Ministerie van Landbouw, Natuurbeheer en Visserij

De Voorzitter van de Tweede Kamer der Staten-Generaal Postbus 20018
2500 EA Den Haag
uw brief van

uw kenmerk

ons kenmerk
TRCJZ/2002/9653
datum
30-08-2002

onderwerp
Vrijstellingsregeling gebruik dierlijke meststoffen

bijlagen

Geachte Voorzitter,

Met deze brief breng ik het volgende onder uw aandacht. Door de hevige regenval van de afgelopen tijd, hebben agrariërs onvoldoende mogelijkheid gehad om mest uit te rijden. Vanaf 1 september a.s. geldt het uitrijverbod, zoals gesteld in artikel 4 van het Besluit gebruik meststoffen (hierna: Bgm). Om agrariërs de mogelijkheid te geven om vanaf 1 september dierlijke meststoffen te gebruiken op hun gronden, heb ik, in overeenstemming met de Staatssecretaris van Volkshuisvesting, Ruimtelijke Ordening en Milieubeheer, besloten voor de periode van 1 tot en met 15 september 2002 van dit verbod vrijstelling te verlenen.

datum
30-08-2002

kenmerk
TRCJZ/2002/9653

bijlage

Zoals reeds genoemd verbiedt artikel 4 van het Bgm het gebruik van dierlijke meststoffen in de periode van 1 september tot en met 31 januari op de zand- en lössgronden, die zijn aangewezen op de bij het Bgm behorende kaarten. Dit verbod is gesteld ter bescherming van de bodem, het grondwater en het oppervlaktewater, mede ter uitvoering van richtlijn 91/676/EEG van de Raad van 12 december 1991 inzake de bescherming van water tegen verontreiniging door nitraten uit agrarische bronnen, (PbEG L 375/1), hierna: de Nitraatrichtlijn.

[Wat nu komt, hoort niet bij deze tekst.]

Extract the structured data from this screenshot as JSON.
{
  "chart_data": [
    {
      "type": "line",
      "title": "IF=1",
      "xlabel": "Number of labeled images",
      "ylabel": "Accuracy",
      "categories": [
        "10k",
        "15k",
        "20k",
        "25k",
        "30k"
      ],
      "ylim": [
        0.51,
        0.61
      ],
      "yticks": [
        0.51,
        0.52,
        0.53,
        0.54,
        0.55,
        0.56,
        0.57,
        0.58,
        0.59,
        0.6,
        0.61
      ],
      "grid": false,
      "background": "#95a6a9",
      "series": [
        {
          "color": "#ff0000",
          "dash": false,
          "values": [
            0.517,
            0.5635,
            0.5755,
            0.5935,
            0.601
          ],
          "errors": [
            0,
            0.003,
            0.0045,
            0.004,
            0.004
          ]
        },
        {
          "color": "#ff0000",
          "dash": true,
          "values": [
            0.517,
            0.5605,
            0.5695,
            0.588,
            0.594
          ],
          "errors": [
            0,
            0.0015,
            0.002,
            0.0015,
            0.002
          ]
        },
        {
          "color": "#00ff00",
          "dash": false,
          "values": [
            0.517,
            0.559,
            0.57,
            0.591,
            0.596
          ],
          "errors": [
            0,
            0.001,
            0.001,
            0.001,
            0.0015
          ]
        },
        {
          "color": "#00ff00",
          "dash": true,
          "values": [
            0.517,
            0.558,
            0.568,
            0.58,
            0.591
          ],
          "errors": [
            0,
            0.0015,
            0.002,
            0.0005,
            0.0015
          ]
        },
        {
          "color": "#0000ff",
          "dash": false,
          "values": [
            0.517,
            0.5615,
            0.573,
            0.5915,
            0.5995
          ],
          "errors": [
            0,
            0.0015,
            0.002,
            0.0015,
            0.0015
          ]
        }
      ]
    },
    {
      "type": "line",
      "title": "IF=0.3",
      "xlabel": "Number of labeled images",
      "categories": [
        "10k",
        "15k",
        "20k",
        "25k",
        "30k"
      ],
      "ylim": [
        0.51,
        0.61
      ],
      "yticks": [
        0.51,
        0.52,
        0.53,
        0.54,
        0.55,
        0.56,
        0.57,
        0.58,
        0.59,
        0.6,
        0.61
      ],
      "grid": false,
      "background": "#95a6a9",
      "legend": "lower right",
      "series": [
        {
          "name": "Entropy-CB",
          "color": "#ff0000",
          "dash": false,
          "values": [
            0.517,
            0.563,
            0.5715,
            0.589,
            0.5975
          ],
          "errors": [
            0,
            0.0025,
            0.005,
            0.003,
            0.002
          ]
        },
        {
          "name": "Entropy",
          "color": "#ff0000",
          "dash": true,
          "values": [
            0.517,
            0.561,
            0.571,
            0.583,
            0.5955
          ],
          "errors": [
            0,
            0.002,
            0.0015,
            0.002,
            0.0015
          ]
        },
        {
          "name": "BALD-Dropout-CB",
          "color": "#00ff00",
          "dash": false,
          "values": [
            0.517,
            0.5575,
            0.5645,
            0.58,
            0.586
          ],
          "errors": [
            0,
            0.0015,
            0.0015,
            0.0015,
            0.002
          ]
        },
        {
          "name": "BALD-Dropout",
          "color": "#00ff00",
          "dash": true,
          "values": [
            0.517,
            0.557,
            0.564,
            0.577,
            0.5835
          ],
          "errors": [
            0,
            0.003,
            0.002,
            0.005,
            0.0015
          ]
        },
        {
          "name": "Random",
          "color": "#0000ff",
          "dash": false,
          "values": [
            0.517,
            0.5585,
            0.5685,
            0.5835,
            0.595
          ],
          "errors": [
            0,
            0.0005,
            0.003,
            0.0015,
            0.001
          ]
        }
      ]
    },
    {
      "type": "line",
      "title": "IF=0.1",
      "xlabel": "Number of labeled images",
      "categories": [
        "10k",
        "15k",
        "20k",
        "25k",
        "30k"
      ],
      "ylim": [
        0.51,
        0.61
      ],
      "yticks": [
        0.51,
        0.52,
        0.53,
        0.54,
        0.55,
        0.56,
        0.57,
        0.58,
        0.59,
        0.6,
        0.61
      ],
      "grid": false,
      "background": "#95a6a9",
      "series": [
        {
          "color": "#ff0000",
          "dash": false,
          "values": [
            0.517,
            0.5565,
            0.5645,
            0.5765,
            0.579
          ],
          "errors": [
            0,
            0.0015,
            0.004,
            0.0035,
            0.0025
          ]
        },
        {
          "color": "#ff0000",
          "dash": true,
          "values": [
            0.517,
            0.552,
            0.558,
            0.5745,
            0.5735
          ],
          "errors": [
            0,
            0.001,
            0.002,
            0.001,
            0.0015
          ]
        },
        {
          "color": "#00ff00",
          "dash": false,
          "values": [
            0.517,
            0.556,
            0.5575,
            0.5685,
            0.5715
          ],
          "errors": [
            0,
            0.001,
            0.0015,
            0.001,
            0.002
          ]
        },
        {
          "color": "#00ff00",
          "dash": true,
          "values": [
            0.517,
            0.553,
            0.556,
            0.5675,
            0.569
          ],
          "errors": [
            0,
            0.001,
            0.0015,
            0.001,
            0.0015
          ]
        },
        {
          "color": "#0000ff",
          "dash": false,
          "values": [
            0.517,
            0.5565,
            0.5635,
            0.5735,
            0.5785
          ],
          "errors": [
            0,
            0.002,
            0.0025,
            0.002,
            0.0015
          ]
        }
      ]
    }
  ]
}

De vrijstelling geldt voor grasland, bouwland en niet-beteelde grond in het zand- en lössgebied. Voor bouwland geldt daarbij de eis dat het gebruik van dierlijke meststoffen in de genoemde periode alleen is toegestaan indien op de desbetreffende percelen op het moment van aanwending van de meststoffen een gewas wordt geteeld. Voor het gebruik van dierlijke meststoffen op niet-beteelde grond wordt hier de eis gesteld dat op deze grond uiterlijk acht dagen na aanwending van de meststoffen een gewas wordt ingezaaid. Deze eis komt overeen met artikel 6b, eerste en tweede lid, dat betrekking heeft op het gebruik van mest op steile hellingen.

Overeenkomstig artikel 64 van de Wet bodembescherming is advies gevraagd aan de Technische commissie bodembescherming. De Technische commissie bodembescherming heeft positief geadviseerd.

Ik vertrouw erop u hiermee voldoende te hebben geïnformeerd.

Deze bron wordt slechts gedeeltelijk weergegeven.